Another evangelical denomination is posting strong growth figures. The Wesleyan Church in North America announced this week that the denomination set a new record in worship attendance. With 234,427 persons attending weekend worship, the denomination registered the highest average attendance in its history. According to Ron McClung, Assistant General Secretary at The Wesleyan Church, attendance in the past decade has increased by 21 percent.

The announcement places the Indiana-based Wesleyan Church among growing denominations such as the Assemblies of God, which last year reported growth in adherents, membership, attendance, baptisms, conversions and credentialed ministers. The report also counters assertions that all churches in America are shriveling.

The growth appears to be more than just members switching from other Christian churches. According to McClung, the 1,680 churches in the denomination reported 32,782 conversions over the past decade, up 44 percent from ten years ago, and 10,842 baptisms, an increase of 48 percent over ten years ago.

The Wesleyan Church is one of a number of theologically conservative Wesleyan denominations that have posted growth over the past generation. The denominations contrast with the Protestant mainline, which has steadily lost members over the same time span.
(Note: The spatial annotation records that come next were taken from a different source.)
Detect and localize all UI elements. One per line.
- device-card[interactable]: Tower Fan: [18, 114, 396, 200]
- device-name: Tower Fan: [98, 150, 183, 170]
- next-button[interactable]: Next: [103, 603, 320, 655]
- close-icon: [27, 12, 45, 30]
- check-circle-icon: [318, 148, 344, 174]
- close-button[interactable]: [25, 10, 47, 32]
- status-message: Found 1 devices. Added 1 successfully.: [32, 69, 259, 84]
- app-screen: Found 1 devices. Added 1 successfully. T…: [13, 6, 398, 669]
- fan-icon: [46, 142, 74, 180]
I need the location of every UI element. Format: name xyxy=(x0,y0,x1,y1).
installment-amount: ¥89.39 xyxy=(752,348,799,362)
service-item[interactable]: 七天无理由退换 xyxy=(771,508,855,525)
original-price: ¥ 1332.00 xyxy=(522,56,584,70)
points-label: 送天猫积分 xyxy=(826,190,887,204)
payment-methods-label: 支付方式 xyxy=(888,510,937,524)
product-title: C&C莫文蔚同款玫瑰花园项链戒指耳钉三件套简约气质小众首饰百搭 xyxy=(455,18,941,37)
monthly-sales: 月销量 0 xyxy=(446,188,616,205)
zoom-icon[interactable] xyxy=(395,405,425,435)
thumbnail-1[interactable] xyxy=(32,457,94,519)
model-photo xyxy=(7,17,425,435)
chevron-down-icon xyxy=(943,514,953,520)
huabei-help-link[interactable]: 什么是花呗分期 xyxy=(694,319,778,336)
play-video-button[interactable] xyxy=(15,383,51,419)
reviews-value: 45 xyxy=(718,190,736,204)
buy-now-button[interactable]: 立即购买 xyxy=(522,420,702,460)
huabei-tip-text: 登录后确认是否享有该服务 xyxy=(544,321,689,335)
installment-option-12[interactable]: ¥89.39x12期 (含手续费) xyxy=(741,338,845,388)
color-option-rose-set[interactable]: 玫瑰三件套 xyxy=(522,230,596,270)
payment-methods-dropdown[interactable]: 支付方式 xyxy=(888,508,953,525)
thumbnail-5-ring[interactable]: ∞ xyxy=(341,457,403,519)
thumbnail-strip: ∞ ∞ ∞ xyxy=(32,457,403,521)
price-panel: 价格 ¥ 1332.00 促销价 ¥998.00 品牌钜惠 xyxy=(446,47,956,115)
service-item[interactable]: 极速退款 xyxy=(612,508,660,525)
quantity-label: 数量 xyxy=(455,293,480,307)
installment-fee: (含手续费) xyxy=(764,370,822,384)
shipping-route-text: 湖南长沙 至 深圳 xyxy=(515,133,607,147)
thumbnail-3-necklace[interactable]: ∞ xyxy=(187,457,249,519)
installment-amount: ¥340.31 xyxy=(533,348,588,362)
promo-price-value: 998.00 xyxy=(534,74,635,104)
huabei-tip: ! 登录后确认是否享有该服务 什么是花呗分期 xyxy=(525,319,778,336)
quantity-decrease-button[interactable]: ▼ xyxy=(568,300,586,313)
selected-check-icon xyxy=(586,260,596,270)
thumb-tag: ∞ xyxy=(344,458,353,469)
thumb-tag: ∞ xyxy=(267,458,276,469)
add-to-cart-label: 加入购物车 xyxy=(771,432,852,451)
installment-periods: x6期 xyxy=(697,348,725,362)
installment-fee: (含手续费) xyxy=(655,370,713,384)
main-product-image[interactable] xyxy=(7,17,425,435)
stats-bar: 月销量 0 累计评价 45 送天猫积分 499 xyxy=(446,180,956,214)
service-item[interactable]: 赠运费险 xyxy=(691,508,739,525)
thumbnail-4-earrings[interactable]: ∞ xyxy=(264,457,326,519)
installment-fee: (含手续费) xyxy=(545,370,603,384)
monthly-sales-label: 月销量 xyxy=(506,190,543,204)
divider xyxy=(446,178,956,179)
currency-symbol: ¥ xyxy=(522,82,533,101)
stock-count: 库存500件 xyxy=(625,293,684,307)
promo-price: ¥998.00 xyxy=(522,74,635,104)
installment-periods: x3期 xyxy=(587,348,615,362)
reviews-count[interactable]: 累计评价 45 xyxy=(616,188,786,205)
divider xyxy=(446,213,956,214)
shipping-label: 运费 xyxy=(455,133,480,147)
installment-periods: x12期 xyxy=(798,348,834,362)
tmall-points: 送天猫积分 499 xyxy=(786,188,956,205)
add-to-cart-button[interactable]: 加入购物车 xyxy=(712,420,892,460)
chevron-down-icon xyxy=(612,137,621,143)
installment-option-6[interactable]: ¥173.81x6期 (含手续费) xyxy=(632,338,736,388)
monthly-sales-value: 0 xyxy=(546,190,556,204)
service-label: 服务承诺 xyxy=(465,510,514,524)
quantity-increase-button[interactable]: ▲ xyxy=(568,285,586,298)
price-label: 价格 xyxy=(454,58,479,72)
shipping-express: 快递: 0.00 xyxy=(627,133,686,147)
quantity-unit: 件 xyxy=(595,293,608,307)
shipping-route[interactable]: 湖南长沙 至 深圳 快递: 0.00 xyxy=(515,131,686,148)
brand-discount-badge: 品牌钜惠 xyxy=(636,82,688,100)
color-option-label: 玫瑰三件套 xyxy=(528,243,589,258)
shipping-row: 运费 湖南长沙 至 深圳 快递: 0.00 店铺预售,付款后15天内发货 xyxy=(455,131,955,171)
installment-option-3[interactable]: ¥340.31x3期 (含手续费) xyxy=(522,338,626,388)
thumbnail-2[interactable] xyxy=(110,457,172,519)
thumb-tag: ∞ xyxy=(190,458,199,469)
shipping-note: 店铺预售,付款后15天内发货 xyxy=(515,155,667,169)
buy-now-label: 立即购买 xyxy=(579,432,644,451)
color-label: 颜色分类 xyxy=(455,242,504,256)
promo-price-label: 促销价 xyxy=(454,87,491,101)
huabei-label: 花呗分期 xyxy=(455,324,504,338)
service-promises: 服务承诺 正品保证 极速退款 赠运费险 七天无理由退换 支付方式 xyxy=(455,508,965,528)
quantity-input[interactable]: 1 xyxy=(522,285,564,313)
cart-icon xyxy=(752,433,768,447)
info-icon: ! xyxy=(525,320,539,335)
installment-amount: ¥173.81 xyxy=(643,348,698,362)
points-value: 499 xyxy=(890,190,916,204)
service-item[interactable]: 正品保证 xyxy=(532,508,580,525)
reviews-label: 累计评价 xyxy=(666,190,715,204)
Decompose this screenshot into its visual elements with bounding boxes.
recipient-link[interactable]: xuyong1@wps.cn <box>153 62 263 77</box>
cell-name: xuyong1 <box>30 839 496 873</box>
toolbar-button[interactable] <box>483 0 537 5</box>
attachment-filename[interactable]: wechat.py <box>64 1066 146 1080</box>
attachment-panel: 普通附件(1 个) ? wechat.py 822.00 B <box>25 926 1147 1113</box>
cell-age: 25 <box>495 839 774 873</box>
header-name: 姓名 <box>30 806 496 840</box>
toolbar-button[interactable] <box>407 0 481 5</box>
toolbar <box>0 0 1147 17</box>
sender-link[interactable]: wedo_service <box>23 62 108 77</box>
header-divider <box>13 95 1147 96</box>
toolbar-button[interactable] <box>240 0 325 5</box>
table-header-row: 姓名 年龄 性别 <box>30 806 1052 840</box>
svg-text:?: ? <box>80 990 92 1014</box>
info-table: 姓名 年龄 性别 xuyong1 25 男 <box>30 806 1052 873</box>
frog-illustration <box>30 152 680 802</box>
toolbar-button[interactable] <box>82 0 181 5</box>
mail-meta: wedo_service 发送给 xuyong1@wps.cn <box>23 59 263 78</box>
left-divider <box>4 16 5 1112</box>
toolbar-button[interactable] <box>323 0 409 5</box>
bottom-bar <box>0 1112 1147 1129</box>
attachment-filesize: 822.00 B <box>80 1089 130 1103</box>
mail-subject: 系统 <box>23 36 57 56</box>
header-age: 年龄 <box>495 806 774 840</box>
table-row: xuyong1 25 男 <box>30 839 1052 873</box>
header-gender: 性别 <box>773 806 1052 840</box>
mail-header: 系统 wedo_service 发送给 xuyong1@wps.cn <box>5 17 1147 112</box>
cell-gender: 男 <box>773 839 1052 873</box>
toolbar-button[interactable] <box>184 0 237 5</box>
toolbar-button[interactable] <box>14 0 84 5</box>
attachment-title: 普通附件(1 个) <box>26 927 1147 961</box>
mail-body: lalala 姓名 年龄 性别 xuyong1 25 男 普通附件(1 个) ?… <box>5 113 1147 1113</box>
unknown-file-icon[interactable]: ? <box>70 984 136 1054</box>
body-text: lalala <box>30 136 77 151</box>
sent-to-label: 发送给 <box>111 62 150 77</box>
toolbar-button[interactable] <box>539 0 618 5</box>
The Wesleyan Church is part of the holiness movement and has roots in the teachings of John Wesley. Wesleyan and Arminian in doctrine, the church has a missionary and revival emphasis. Organized in 1843, the church split from the Methodist Episcopal Church, a predecessor body of the United Methodist Church, primarily over objections to slavery. According to the book Reformers and Revivals: History of the Wesleyan Church the denomination was also an early proponent of women’s rights, endorsing women’s right to vote in 1867 and ordaining the first woman ordained to the Christian ministry in the United States in 1856.

The Wesleyan Church affiliates with the National Association of Evangelicals (NAE) and its General Superintendent, Dr. Jo Anne Lyon, sits on the organization’s Executive Committee.

Commenting on the growth, Lyon said, “This is the result of spiritual leaders focused on their call and commitment to the gospel that transforms lives, churches, and communities. I regularly hear these powerful stories of transformation, which puts flesh on the numbers and I am personally overwhelmed with God’s grace and love each time.”

  1. Comment by David Drury on October 11, 2015 at 7:19 pm

    Rumors of the church’s demise are greatly exaggerated 🙂
    Thanks for debunking this one with some of our stats

    Stetzer, Bradford (from the AG) and I talked about this myth a little more over at CT:

    http://www.christianitytoday.com/edstetzer/2015/september/lets-de-mythologize-church-culture.html?start=1

  2. Comment by Sandra Savino on May 28, 2018 at 1:44 pm

    New to the Ashland area. Seeking a church such as what you offer. Believer of the trinity and of it working in one’s and one another’s life. Believer of miracles.